A historical de javu, this has the air of 2002-2003 media hype about Iraq's WMD, where the New York Times exceeded itself by, among other things, having one of its reporters, Judith Miller, run front page disinformation stories funneled by the Israeli sources. There are good reasons to believe that we are dealing with a similar, carefully cultivated, hoax, call it the great voting fraud hoax.

Of course, Mr. Cohen would have none of that and is, on the contrary, quite adamant about a "last minute putsch" though without presenting even a scentilla of evidence to support his conspiracy theory and or, without paying any attention to the anomalous facts that undercut his effort, e.g., he does not bother with why Mr. Mousavi called a press conference and declared himself the "definite winner" one hour after the polls had closed? If he had probed this pertinent question, may be Cohen would reach a different conclusion, about sour grapes and a "winner syndrome" of a reformist candidate previously known as an unreconstructed leftist with a triumphalist weltanschauung.
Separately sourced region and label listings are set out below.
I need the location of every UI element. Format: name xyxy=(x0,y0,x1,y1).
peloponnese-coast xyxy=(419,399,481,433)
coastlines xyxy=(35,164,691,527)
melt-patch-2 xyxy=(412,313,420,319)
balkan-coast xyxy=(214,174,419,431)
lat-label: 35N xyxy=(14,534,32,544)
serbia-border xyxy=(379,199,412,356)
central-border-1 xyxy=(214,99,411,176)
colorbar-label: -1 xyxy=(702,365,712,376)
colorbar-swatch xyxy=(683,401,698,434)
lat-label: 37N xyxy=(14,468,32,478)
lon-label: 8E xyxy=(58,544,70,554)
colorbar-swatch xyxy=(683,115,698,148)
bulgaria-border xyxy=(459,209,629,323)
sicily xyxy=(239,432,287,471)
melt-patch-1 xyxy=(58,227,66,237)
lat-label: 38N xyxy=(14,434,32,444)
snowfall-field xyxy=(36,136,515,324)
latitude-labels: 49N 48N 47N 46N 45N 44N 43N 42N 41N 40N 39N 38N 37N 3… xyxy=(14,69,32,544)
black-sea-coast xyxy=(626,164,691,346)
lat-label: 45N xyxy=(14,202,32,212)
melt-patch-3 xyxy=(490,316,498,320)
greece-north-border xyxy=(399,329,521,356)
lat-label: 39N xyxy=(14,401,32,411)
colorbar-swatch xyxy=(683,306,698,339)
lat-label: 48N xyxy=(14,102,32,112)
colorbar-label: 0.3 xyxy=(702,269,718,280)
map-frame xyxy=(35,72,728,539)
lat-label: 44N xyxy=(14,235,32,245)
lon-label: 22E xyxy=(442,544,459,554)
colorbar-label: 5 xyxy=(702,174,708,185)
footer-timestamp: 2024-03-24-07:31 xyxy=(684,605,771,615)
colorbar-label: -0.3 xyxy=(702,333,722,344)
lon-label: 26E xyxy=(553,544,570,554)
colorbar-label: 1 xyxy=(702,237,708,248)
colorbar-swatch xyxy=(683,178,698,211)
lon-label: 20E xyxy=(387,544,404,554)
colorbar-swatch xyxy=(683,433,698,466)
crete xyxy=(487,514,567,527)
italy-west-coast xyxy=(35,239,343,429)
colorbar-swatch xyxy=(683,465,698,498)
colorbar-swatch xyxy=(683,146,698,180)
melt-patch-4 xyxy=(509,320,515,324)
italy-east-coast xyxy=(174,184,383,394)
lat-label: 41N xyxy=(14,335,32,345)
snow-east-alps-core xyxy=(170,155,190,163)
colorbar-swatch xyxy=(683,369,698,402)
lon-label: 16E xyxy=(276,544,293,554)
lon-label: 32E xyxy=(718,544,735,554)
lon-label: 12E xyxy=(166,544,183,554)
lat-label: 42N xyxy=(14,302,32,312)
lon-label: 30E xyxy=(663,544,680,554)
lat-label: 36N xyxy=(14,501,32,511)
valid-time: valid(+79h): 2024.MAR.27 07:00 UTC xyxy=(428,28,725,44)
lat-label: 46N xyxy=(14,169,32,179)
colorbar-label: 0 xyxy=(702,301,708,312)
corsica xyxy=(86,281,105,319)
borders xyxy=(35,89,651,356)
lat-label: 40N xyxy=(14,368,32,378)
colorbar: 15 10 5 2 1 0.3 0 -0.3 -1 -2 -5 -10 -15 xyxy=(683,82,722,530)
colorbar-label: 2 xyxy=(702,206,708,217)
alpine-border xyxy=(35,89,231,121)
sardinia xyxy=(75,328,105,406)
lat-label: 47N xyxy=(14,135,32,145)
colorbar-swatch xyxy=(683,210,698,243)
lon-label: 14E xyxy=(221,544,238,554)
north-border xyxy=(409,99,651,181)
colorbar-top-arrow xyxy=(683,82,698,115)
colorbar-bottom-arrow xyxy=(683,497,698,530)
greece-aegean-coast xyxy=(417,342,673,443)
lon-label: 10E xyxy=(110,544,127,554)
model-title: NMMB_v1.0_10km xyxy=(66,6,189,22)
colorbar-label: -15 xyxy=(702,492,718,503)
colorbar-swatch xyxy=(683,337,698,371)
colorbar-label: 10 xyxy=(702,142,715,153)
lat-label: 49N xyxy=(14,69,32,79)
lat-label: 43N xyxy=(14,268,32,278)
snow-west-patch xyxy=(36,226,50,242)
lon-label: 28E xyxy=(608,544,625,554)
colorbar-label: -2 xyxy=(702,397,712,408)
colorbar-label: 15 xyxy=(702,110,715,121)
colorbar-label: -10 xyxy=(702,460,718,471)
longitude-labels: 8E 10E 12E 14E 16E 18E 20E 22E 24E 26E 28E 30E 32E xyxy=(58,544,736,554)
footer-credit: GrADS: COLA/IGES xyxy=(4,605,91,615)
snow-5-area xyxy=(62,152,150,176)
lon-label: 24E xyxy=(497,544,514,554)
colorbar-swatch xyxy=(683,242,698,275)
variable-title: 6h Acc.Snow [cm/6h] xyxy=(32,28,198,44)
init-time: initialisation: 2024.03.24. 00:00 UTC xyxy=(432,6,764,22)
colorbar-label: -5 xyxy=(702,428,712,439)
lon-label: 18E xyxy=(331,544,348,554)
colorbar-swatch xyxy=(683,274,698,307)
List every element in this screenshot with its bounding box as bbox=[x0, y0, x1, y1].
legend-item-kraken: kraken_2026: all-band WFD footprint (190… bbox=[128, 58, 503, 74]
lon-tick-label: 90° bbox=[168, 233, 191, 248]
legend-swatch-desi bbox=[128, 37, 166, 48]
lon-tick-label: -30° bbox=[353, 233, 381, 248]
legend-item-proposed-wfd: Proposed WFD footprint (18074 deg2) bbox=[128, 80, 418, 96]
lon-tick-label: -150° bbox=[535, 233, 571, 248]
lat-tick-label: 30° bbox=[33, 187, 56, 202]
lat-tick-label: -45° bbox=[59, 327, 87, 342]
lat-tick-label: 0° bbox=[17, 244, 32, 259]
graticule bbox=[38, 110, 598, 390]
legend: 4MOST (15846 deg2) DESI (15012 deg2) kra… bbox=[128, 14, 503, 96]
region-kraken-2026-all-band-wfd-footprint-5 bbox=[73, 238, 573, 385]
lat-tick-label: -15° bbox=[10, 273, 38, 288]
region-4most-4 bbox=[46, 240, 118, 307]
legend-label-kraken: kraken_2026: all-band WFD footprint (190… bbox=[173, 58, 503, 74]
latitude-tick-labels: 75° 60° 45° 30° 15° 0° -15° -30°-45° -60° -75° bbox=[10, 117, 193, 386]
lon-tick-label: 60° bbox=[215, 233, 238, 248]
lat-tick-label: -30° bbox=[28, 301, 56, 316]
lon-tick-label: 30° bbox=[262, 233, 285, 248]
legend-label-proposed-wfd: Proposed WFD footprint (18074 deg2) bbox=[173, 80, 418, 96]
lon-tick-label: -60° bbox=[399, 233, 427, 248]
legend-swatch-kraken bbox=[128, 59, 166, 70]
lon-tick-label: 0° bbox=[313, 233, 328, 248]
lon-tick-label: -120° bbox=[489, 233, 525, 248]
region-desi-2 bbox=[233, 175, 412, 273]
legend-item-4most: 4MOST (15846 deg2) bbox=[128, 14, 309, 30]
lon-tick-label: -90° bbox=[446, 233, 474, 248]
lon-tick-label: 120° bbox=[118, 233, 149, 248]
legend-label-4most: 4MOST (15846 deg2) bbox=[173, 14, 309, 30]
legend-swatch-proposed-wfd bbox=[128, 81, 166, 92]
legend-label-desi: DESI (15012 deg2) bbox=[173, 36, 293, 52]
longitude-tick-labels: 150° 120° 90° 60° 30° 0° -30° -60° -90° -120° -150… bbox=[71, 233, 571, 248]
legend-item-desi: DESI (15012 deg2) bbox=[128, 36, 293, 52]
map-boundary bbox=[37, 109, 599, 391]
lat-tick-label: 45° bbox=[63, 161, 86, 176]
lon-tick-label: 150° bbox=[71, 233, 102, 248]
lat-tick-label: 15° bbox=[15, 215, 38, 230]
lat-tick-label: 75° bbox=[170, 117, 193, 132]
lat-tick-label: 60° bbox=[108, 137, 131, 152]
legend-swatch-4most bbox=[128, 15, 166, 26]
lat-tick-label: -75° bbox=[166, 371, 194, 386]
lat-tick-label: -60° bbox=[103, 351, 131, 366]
And then there are the purely factual errors on Cohen's parts, including the following:

his claim that "Ahmadinejad won in other candidates' hometwons, including Mousavi's" is wrong: Mousavi won in his birthplace of Shabestar;

Cohen's other contention that Mousavi should have carried the Azeri votes because of being an Azeri does not work either: in 2005 elections, an Azeri candidate, Mehr Alizad, received only 28 percent of Azeri votes;

Cohen is also wrong in saying that Ahmadinejad "won in every major city except Tehran." Actually, Mousavi won in Yazd, Zahedan, Zanjan, and Ardabil, and came pretty close to winning in Tabriz, where he lost by some 2000 votes;

Cohen gives the impression that Neda Agha-Soltan was killed in a rally. Not so, even Shireen Ebadi, the leading human rights attorney, has admitted in a statement that Nead "was not killed in a rally." Cohen's colleague in Tehran, Nazila Fathi, has actually been closer to truth, by reporting that Neda and her music teacher pulled in a "quiet side street" for a respite from a hectic traffic. This makes Cohen's exaltation of Neda as a "martyr" and as "Iran's Marianne" rather questionable, no matter how badly Iran's feminist movement may want to tap her name recognition for its politics of power, they should prioritize a politics of truth instead, otherwise they are destined to dustbin of history;

Furthermore, with respect to Neda, Cohen's claim that Neda's video shows "her last moments" is not strictly true either, since we know from her music teacher, in his interview with the LATimes reporter, Borzou Daragahi, that Neda was alive when she was rushed to the hospital. Cohen has apparently bought into the official story put out by an Iranian residing in England, Arash Hejazi, who instead of heeding his call of responsibility and accompanying the wounded girl to hospital, rushed instead to upload her video on Youtube with a succinct paragraph citing his heroism. An objective New York Times reporter would catch Hejazi's lies and cast doubt on his version, contradicted by other witnesses, that is lavisly received by the western media, but not Cohen, who is too busy bashing Iran's election "usurpers."

In conclusion, the egregious flaws and shortcomings of Cohen's discourse on post-election in Iran indeed leaves a lot to be desired and once again reminds us that the engine of demonization of (nuclearizing) Islamic Republic is still in full throttle in the pages of New York Times.